Micron $MU ( ▼ 2.24% ) just dropped a timeline that memory investors love… and hardware buyers absolutely hate.
According to Taiwanese tech outlet DigiTimes, Micron is warning customers that the current memory chip supply shortage could last until 2028, largely because its Boise, Idaho fab is ramping up slowly.
The AI Boom Is Eating Memory for Breakfast
This shortage isn’t being driven by smartphones or laptops.
It’s being driven by AI data centers, where demand for DRAM and NAND has started to look borderline insatiable. More GPUs equals more memory needed to feed them. And as models get larger and inference becomes constant, that demand doesn’t just spike… it stays elevated.
That’s why this matters: a shortage that lasts through 2028 is basically a multi-year tailwind for pricing.

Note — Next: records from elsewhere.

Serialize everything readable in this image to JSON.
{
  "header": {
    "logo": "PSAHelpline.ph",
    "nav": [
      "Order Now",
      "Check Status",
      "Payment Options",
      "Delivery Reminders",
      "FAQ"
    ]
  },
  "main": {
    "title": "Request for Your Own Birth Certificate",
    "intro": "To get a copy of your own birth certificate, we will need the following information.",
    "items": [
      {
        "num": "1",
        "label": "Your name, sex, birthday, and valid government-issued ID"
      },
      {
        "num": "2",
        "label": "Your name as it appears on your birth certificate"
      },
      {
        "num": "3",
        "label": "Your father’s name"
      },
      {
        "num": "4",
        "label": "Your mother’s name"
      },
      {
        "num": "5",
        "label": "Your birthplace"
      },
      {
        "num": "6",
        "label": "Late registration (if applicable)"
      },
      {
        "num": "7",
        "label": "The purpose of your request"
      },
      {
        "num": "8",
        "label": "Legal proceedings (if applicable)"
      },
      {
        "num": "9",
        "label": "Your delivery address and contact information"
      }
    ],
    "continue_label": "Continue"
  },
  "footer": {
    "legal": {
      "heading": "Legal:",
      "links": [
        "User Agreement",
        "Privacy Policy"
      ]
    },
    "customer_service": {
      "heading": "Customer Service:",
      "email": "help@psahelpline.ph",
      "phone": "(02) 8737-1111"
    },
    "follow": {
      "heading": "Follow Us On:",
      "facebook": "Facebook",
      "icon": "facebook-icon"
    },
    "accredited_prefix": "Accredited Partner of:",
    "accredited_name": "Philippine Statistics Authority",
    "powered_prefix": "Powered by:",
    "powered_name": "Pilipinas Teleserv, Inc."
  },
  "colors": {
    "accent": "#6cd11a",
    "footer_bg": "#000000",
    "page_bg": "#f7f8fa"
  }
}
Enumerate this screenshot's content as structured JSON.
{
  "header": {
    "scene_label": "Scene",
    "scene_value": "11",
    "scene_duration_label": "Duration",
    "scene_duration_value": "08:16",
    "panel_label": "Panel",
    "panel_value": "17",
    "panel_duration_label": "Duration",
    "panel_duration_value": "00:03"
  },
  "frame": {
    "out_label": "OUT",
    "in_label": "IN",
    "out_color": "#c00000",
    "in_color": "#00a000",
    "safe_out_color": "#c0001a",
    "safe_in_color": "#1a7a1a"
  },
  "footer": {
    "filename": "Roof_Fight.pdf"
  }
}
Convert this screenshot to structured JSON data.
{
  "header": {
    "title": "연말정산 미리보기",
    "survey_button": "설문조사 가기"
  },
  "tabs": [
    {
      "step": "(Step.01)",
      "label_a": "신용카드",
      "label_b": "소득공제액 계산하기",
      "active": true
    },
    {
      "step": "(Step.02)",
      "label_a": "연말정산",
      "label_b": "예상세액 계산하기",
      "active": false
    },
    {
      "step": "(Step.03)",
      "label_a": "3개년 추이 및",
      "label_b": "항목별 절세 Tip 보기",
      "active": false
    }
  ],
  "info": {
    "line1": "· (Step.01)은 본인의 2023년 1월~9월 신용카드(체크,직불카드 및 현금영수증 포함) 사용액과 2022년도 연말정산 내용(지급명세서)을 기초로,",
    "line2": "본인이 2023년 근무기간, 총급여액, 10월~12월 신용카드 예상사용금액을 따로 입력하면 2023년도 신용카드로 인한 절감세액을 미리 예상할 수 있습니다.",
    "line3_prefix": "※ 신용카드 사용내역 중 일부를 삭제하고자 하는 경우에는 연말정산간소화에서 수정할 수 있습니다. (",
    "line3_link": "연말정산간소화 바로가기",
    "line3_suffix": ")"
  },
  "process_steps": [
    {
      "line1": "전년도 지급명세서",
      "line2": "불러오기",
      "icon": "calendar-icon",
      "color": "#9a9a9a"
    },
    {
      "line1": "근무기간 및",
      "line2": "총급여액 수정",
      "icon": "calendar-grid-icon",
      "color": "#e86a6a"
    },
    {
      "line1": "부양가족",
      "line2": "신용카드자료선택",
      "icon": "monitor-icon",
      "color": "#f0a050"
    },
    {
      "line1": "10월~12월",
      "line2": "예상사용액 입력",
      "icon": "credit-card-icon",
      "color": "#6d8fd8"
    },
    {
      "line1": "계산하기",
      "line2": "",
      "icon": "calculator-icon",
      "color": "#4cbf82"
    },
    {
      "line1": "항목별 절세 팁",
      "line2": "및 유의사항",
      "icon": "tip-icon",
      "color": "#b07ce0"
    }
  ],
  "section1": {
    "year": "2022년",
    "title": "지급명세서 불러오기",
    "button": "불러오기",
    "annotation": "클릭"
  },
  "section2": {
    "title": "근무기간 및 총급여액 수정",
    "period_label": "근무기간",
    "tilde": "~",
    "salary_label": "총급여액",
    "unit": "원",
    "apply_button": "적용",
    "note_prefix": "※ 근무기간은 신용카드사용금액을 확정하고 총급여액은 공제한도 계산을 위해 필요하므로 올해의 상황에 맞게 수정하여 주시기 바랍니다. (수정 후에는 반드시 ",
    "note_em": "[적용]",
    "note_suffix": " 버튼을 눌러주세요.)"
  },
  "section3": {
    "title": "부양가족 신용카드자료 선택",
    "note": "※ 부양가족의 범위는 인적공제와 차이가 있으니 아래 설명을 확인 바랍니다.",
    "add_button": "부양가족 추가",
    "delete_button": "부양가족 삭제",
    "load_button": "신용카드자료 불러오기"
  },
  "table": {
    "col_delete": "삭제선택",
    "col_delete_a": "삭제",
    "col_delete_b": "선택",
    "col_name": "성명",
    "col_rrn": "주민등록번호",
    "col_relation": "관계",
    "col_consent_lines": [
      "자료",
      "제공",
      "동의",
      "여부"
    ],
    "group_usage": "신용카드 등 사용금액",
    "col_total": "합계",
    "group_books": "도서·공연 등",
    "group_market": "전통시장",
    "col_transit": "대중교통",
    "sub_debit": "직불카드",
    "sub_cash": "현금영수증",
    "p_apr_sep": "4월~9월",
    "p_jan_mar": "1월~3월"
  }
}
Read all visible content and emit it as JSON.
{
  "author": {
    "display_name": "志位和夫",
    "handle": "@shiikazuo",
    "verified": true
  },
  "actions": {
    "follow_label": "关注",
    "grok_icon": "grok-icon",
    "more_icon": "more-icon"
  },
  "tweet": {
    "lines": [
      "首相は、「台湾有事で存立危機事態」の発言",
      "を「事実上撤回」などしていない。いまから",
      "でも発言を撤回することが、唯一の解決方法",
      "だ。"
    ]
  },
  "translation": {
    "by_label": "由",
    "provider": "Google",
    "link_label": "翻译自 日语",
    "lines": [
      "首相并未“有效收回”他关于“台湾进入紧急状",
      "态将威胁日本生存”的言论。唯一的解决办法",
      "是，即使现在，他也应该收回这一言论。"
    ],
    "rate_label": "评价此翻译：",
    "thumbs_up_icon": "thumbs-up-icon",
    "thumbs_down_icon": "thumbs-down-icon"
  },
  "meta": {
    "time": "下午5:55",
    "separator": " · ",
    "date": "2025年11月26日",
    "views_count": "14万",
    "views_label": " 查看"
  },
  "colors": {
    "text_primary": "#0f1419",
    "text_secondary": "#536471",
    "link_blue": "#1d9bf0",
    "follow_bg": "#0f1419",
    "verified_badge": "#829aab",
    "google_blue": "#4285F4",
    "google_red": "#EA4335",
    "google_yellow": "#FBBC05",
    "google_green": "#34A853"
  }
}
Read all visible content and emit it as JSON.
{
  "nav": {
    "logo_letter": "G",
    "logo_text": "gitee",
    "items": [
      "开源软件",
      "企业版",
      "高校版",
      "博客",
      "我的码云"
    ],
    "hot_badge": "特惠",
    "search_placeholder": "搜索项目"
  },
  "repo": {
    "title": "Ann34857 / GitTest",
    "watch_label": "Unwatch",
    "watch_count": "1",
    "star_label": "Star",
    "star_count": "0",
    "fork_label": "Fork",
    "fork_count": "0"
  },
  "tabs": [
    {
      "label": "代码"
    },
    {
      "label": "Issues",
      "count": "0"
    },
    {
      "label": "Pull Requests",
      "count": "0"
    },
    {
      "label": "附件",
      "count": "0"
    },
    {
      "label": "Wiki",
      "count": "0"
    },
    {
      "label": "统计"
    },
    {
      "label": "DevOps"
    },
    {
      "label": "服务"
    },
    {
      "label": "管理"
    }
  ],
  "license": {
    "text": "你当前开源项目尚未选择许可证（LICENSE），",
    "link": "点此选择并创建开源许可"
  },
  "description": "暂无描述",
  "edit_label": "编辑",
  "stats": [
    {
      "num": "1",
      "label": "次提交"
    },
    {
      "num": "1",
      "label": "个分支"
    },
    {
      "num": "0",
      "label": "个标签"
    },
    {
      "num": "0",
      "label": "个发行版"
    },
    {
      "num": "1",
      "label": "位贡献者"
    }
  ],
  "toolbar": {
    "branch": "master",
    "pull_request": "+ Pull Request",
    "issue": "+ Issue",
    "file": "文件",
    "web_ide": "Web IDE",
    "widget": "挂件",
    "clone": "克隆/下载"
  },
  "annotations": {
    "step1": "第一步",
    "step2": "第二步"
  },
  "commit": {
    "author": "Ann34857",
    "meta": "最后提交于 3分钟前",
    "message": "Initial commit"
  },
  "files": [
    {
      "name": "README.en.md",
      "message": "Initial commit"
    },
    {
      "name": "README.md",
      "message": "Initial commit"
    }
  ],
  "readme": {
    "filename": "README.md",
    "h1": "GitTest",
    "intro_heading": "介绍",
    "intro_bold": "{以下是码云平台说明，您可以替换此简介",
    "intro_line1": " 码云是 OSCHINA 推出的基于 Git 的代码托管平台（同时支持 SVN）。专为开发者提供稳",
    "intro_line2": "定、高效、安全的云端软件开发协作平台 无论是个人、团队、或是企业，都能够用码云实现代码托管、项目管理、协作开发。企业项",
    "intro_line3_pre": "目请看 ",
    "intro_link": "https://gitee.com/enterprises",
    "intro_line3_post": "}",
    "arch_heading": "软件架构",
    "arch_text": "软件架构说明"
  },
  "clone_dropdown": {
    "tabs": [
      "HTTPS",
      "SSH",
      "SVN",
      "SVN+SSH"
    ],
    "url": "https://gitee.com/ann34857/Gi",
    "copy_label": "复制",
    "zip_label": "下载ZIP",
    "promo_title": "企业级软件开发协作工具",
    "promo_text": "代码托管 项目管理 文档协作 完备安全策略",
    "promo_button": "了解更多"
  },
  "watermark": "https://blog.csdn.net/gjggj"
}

The Memory Trade Was Already on Fire
This is a huge signal not just for Micron, but for the entire memory + storage complex, including:
Sandisk $SNDK ( ▲ 0.14% )
Seagate Technology Holdings $STX ( ▼ 0.95% )
Western Digital $WDC ( ▲ 0.88% )
These names soared last year as DRAM and NAND pricing surged, sending profit margins sharply higher. And in memory, pricing is everything.
The Real Question Investors Care About
Micron’s warning hits the core question for 2026–2028:
Is this a normal cyclical memory upturn… or a structural AI-driven shortage?
If the crunch really lasts until 2028, then the “profit-palooza” for memory suppliers could last way longer than most cycles typically do.
Bottom line: if Micron is right, the AI buildout isn’t just fueling demand for GPUs. It’s quietly turning memory into one of the tightest bottlenecks in the entire AI supply chain.